Senior source denies report of assassination attempt of Egypt’s VP Omar Suleiman
A senior Egyptian security source denied on Saturday a report carried in US media of an assassination attempt on Egypt's vice president Omar Suleiman. The source, who did not want to be named, said there was no truth to the report at all.
Meanwhile, a German diplomat who first said an assassination attempt was made on Egyptian Vice President Omar Suleiman has retracted his statement.

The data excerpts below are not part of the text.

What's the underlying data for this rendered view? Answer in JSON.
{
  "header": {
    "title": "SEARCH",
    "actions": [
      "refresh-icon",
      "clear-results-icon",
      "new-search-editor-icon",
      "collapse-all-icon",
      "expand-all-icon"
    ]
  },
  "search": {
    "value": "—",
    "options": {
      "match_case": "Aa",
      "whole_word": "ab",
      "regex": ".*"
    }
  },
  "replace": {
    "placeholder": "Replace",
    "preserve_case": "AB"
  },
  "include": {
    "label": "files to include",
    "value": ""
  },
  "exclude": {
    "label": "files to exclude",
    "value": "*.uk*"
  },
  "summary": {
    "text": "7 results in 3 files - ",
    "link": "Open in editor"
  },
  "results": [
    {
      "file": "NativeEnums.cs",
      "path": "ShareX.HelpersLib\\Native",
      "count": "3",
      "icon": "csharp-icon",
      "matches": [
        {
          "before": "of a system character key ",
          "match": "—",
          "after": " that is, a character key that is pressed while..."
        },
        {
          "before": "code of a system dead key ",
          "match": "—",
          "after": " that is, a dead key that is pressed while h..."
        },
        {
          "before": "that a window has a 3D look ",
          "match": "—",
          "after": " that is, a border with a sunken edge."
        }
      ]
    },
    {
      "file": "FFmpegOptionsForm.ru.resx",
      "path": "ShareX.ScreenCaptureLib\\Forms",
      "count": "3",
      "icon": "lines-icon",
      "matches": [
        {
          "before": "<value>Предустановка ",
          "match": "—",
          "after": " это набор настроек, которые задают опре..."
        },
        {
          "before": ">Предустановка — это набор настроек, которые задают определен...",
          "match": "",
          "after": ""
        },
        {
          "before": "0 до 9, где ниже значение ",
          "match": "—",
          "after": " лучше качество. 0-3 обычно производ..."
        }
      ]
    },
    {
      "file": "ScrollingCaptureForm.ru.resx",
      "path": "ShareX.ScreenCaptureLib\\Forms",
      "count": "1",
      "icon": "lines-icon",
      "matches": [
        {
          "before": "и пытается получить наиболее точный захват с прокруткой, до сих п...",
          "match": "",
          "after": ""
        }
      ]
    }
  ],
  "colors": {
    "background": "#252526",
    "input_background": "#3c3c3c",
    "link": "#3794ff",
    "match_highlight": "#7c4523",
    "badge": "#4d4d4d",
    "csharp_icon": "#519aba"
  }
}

Wofgang Ischinger, host of the Munich Security Conference taking place Saturday in Germany told CNN he "was led to believe that we had a confirmed report but in fact we didn't."
Fox News earlier reported that a failed assassination attempt on Egypt's vice president, Omar Suleiman, in recent days left two of his bodyguards dead.
Such an attempt on the life of Suleiman would mark an alarming turn in the uprising against the regime of President Hosni Mubarak, who only recently named Suleiman as vice president in an effort to quell the unrest and possibly line up a successor, Fox News said.
A senior Obama administration official confirmed that the attack happened soon after Suleiman was appointed, on January 29. The official described it as an organized attack on the VP's motorcade.
White House Press Secretary Robert Gibbs declined to address the assassination reports when asked earlier by Fox News. "I'm not going to ... get into that question," Gibbs said.
Meanwhile, US Secretary of State Hillary Clinton said on Friday unconfirmed reports of an assassination attempt on Egyptian vice-president put into "sharp relief" the challenges of the standoff between government and protesters.
"That news report brings into sharp relief the challenges we are facing as we navigate through this period," Clinton told a security conference in Munich after being told of the report.
But a US official said the secretary of state's comments did not constitute a confirmation of the news report, which was denied by the senior Egyptian security source.
Suleiman, the former Egyptian intelligence chief, was appointed by President Hosni Mubarak a week ago, the first time the 82-year-old leader has named a deputy in three decades in power.